O livro Les Planches Courbes (2001) do poeta francês Yves Bonnefoy (1923) inspirou Paula Rego para uma nova série de gravuras.
O texto aborda o momento em que um menino sem nome, sem pai, sem mãe e sem casa pede a um barqueiro que o leve à outra margem do rio. O barqueiro protege o menino para ele não cair à água e este gesto de ternura leva o menino a pedir-lhe para ele ser o seu pai. Mas o barqueiro vive no seu frágil barco entre uma margem e outra do rio nada tendo para oferecer ao menino. Na travessia as tábuas curvas do barco cedem ao peso dos seus corpos e menino e barqueiro ficam ao sabor da corrente.

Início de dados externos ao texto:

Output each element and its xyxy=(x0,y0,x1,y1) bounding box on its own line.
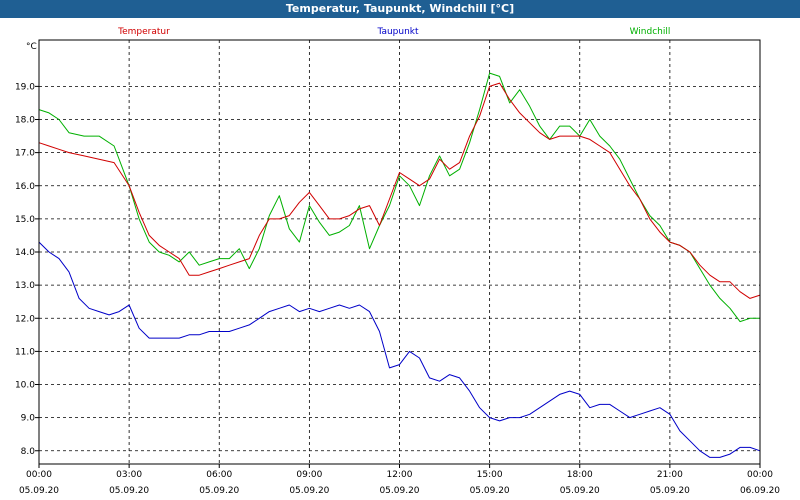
x-tick-time: 03:00 xyxy=(116,470,142,480)
legend-windchill: Windchill xyxy=(630,27,671,37)
title-bar: Temperatur, Taupunkt, Windchill [°C] xyxy=(0,0,800,18)
x-tick-date: 05.09.20 xyxy=(560,486,600,496)
y-tick-label: 11.0 xyxy=(15,347,35,357)
legend-temperatur: Temperatur xyxy=(117,27,170,37)
chart-window: Temperatur, Taupunkt, Windchill [°C] 8.0… xyxy=(0,0,800,500)
x-tick-date: 05.09.20 xyxy=(470,486,510,496)
grid xyxy=(35,40,761,468)
y-tick-label: 15.0 xyxy=(15,215,35,225)
x-tick-date: 05.09.20 xyxy=(650,486,690,496)
x-tick-time: 00:00 xyxy=(26,470,52,480)
y-tick-label: 12.0 xyxy=(15,314,35,324)
x-tick-date: 05.09.20 xyxy=(109,486,149,496)
x-tick-time: 00:00 xyxy=(747,470,773,480)
x-tick-date: 06.09.20 xyxy=(740,486,780,496)
x-tick-time: 21:00 xyxy=(657,470,683,480)
x-tick-time: 18:00 xyxy=(567,470,593,480)
y-tick-label: 16.0 xyxy=(15,182,35,192)
y-tick-label: 10.0 xyxy=(15,381,35,391)
unit-label: °C xyxy=(26,42,37,52)
legend: Temperatur Taupunkt Windchill xyxy=(117,27,670,37)
chart-svg: 8.0 9.0 10.0 11.0 12.0 13.0 14.0 15.0 16.0 17.0 18… xyxy=(15,27,780,496)
y-tick-label: 17.0 xyxy=(15,149,35,159)
y-tick-label: 9.0 xyxy=(21,414,36,424)
x-tick-time: 15:00 xyxy=(477,470,503,480)
x-tick-date: 05.09.20 xyxy=(379,486,419,496)
x-tick-date: 05.09.20 xyxy=(19,486,59,496)
y-tick-label: 14.0 xyxy=(15,248,35,258)
x-tick-time: 09:00 xyxy=(296,470,322,480)
y-tick-label: 18.0 xyxy=(15,116,35,126)
x-tick-time: 12:00 xyxy=(387,470,413,480)
x-tick-date: 05.09.20 xyxy=(289,486,329,496)
axis-labels: 8.0 9.0 10.0 11.0 12.0 13.0 14.0 15.0 16.0 17.0 18… xyxy=(15,82,780,496)
y-tick-label: 13.0 xyxy=(15,281,35,291)
legend-taupunkt: Taupunkt xyxy=(376,27,419,37)
y-tick-label: 8.0 xyxy=(21,447,36,457)
x-tick-date: 05.09.20 xyxy=(199,486,239,496)
x-tick-time: 06:00 xyxy=(206,470,232,480)
y-tick-label: 19.0 xyxy=(15,82,35,92)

Nas gravuras de Paula Rego sobre esta recriação da lenda de S. Cristóvão, a par do menino e do barqueiro, vemos também uma rapariga assustada conduzindo um frágil barco de papel e a tentar encontrar o seu porto de abrigo. Mas Paula Rego arranja não só um tecto para abrigar o menino e o barqueiro mas também uma estranha família de acolhimento.
As gravuras eximiamente executadas a água-forte e água-tinta apresentam personagens estranhas e familiares em cenas, por vezes, delirantes, por outras, banais, que ilustram uma determinada narrativa textual. Contudo, o universo onírico da artista, que muitas vezes se sobrepõe à linearidade da história narrada, questiona, deste modo, a experiência visual – entendida como sensorial e, também, como intelectual. Com este desfasamento, entre imagem e texto, o espectador deixa de ser um mero observador para ser tocado ou atingido por algo que o surpreenderá. A surpresa pode ser prazerosa ou dolorosa. E é nesta estreita linha que se promove a imaginação de quem se propõe a sentir e de quem se inquieta com o mundo mundano.